Vielmehr beharren sie immer wieder mit guten Beispielen
auf dem vielseitigen Stilisten, begnadeten Melancholiker,
eben dem Künstler."
(Frank Schäfer in der TAZ vom
13.07.2004) |
Wenn hier aus der
Biografie Rebell im Colahinterland zitiert wurde, dann
stammen diese Zitate aus einer der
"allerletzten Versionen der Biografie", in die mir Matthias PENZEL
dankenswerterweise Einblick gewährt hat. Im Abschnitt Die
Berlin-Hannover-Achse wird darin der Krimi Das
Schlangenmaul gewürdigt. Allen
FAUSER-Fans sei diese lesenswerte Biografie besonders empfohlen.
Die beiden Autoren Ambros WAIBEL und Matthias PENZEL haben sich
viel Mühe damit gegeben. Sie haben mit vielen Personen aus dem
Umfeld von FAUSER persönlich gesprochen. Gerade auch der Krimi
Das Schlangenmaul ist stark autobiographisch geprägt.
FAUSER wusste also genau worüber er schrieb.
Fazit: Ein Buch für Männer, die keine Lust auf
faule Kompromisse haben
Das Schlangenmaul
von Jörg FAUSER bietet neben Spannung und Action auch Einblicke
in eine Welt, die scheinbar vergangen ist, aber nichtsdestotrotz
ist die heutige Welt ohne diese alte Republik nicht verstehbar.
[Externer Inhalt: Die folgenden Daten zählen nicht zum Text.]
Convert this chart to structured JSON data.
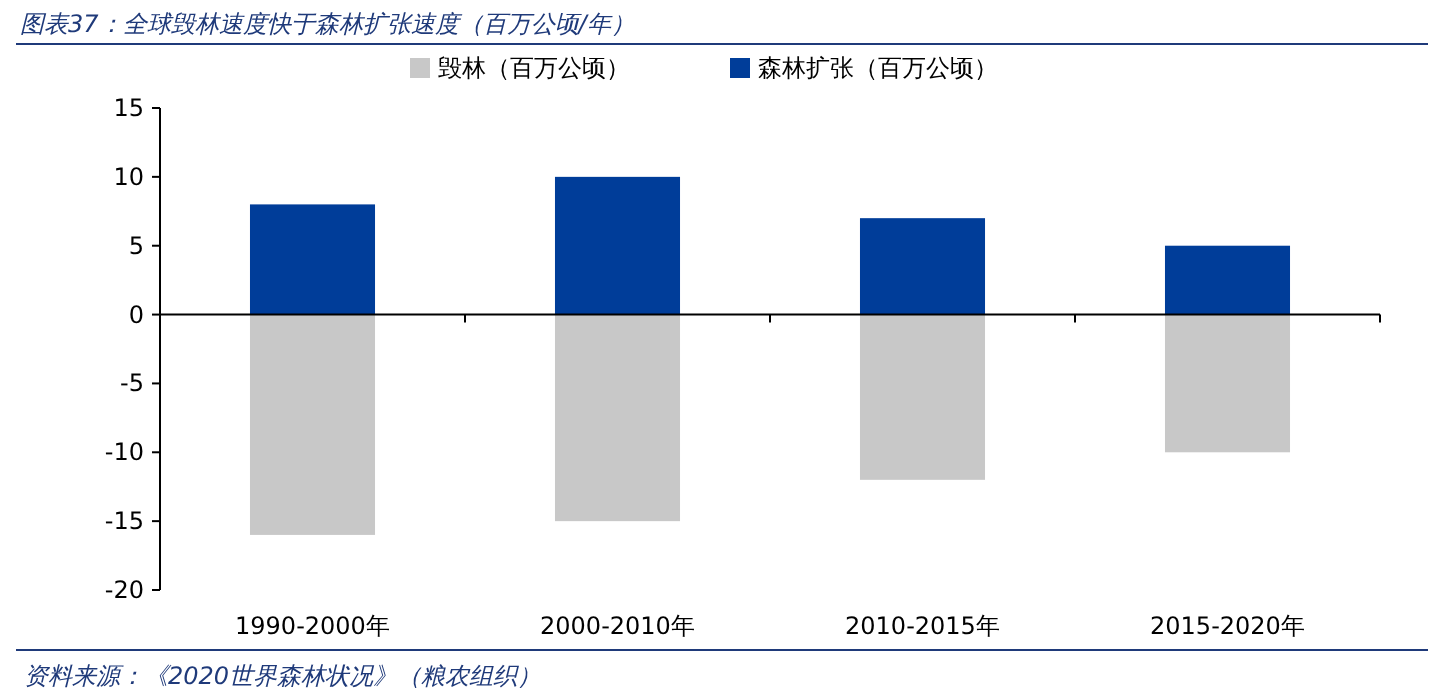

Wenn im Krimi neben Berlin auch Hannover, die SCHRÖDER-Stadt,
eine Rolle spielt, dann zeigt dies, dass FAUSER den Weg in die
Berliner Republik instinktiv gespürt hat. Es
ist die Generation Golf, die gerade ihre Wurzeln
entdeckt. Der Wandel des Wertewandels hat Mitte der 1980er
Jahre seinen Ursprung
. Der popkulturelle
Individualisierungsschub hat, ganz in der Tradition der
Dialektik, seine eigene Gegenbewegung hervorgebracht. Die
Geschichte des Individualisierungsschubs muss neu geschrieben
werden. FAUSER hätte einiges dazu zu sagen gehabt, wäre er noch
am Leben. Dem
Alexander Verlag ist zu danken, dass FAUSER nun auch der
jüngeren Generation zugänglich gemacht wird. Der Band 7 der Jörg-Fauser-Edition macht neugierig auf das Gesamtwerk. Die
FAUSER-Liebhaber dürfen sich auf 2007 freuen, denn Band 8 und 9
der Edition stehen dann auf dem Programm des Alexander Verlags.